Além dos índices de mortalidade materna, a população negra no geral sofre com maior gravidade e frequência de doenças crônicas não transmissíveis, como hipertensão, diabetes e doenças cardiovasculares. A Pesquisa Nacional de Saúde (PNS) de 2019 revelou que a prevalência de hipertensão entre pessoas negras era de 48,7%, em comparação com 24,4% entre pessoas brancas.
“As pessoas negras são acometidas por pressão alta, têm o maior número de infarto, de acidente vascular cerebral (AVC), de doença arterial obstrutiva, como diabetes e colesterol elevado”, aponta Thayana Santos, médica formada pela Universidade do Estado da Bahia (UNEB).
A médica explica que esses fatores de risco derivam de condições impostas por um contexto de vulnerabilidade social, alimentada por um sistema que pratica o “nutricídio”: o consumo de alimentos ultraprocessados, ricos em sódio e açúcar, que são mais baratos e mais acessíveis do que opções nutritivas.
Nesse contexto, a pressão por produtividade, longas jornadas de trabalho, falta de acesso ao lazer e exposição constante à violência contribuem para o desenvolvimento de doenças crônicas.
“Como alguém que não dorme adequadamente, trabalha além do normal, está exposto à violência e não se alimenta de forma saudável pode fazer controle de estresse para tratar a hipertensão?”, indaga Thayana, evidenciando a impossibilidade de separar a saúde cardiovascular das condições materiais de vida.
Anemia Falciforme
A anemia falciforme é um exemplo de doença genética com alta incidência na população negra.
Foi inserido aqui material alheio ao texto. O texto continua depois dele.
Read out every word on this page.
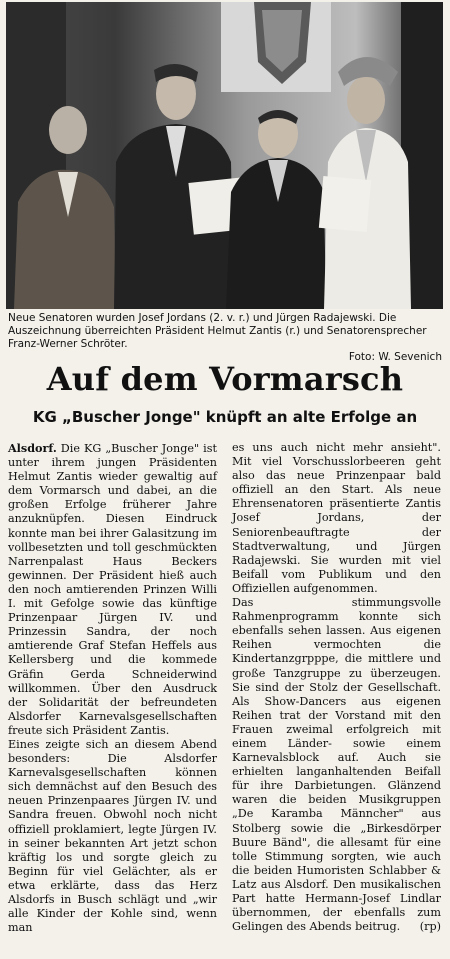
Neue Senatoren wurden Josef Jordans (2. v. r.) und Jürgen Radajewski. Die Auszeichnung überreichten Präsident Helmut Zantis (r.) und Senatorensprecher Franz-Werner Schröter.
Foto: W. Sevenich
Auf dem Vormarsch
KG „Buscher Jonge" knüpft an alte Erfolge an

Alsdorf. Die KG „Buscher Jonge" ist unter ihrem jungen Präsidenten Helmut Zantis wieder gewaltig auf dem Vormarsch und dabei, an die großen Erfolge früherer Jahre anzuknüpfen. Diesen Eindruck konnte man bei ihrer Galasitzung im vollbesetzten und toll geschmückten Narrenpalast Haus Beckers gewinnen. Der Präsident hieß auch den noch amtierenden Prinzen Willi I. mit Gefolge sowie das künftige Prinzenpaar Jürgen IV. und Prinzessin Sandra, der noch amtierende Graf Stefan Heffels aus Kellersberg und die kommede Gräfin Gerda Schneiderwind willkommen. Über den Ausdruck der Solidarität der befreundeten Alsdorfer Karnevalsgesellschaften freute sich Präsident Zantis.

Eines zeigte sich an diesem Abend besonders: Die Alsdorfer Karnevalsgesellschaften können sich demnächst auf den Besuch des neuen Prinzenpaares Jürgen IV. und Sandra freuen. Obwohl noch nicht offiziell proklamiert, legte Jürgen IV. in seiner bekannten Art jetzt schon kräftig los und sorgte gleich zu Beginn für viel Gelächter, als er etwa erklärte, dass das Herz Alsdorfs in Busch schlägt und „wir alle Kinder der Kohle sind, wenn man

es uns auch nicht mehr ansieht". Mit viel Vorschusslorbeeren geht also das neue Prinzenpaar bald offiziell an den Start. Als neue Ehrensenatoren präsentierte Zantis Josef Jordans, der Seniorenbeauftragte der Stadtverwaltung, und Jürgen Radajewski. Sie wurden mit viel Beifall vom Publikum und den Offiziellen aufgenommen.

Das stimmungsvolle Rahmenprogramm konnte sich ebenfalls sehen lassen. Aus eigenen Reihen vermochten die Kindertanzgrpppe, die mittlere und große Tanzgruppe zu überzeugen. Sie sind der Stolz der Gesellschaft. Als Show-Dancers aus eigenen Reihen trat der Vorstand mit den Frauen zweimal erfolgreich mit einem Länder- sowie einem Karnevalsblock auf. Auch sie erhielten langanhaltenden Beifall für ihre Darbietungen. Glänzend waren die beiden Musikgruppen „De Karamba Männcher" aus Stolberg sowie die „Birkesdörper Buure Bänd", die allesamt für eine tolle Stimmung sorgten, wie auch die beiden Humoristen Schlabber & Latz aus Alsdorf. Den musikalischen Part hatte Hermann-Josef Lindlar übernommen, der ebenfalls zum Gelingen des Abends beitrug. (rp)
Segundo o Boletim Çarê da Saúde da População Negra, publicado pelo Instituto de Estudos para Políticas de Saúde (IEPS), entre 2012 e 2023, foram registradas 143.412 internações por doença falciforme no Brasil, sendo que 74,7% dessas internações foram de pessoas negras. Além disso, o óbito causado por complicações da doença é 3,7 vezes maior em pessoas negras do que em pessoas brancas.
Apesar de existir uma política específica para a doença no SUS, a Política Nacional de Atenção Integral às Pessoas com Doença Falciforme e outras Hemoglobinopatias, ela enfrenta problemas como falta de recursos.
Fabiana Pinto, sanitarista, bacharela em saúde coletiva pela Universidade Federal do Rio de Janeiro (UFRJ) e coordenadora de desenvolvimento de lideranças e cuidados coletivos do movimento Mulheres Negras Decidem, esclarece que há como diagnosticar a doença falciforme desde recém-nascido. “O diagnóstico em recém-nascido é feito pelo teste do pezinho, a partir do Programa Nacional de Triagem Neonatal, então é um diagnóstico que teoricamente é realizado antes mesmo do bebê ter alta da maternidade”. No entanto, a teoria enfrenta a realidade de um sistema fragilizado.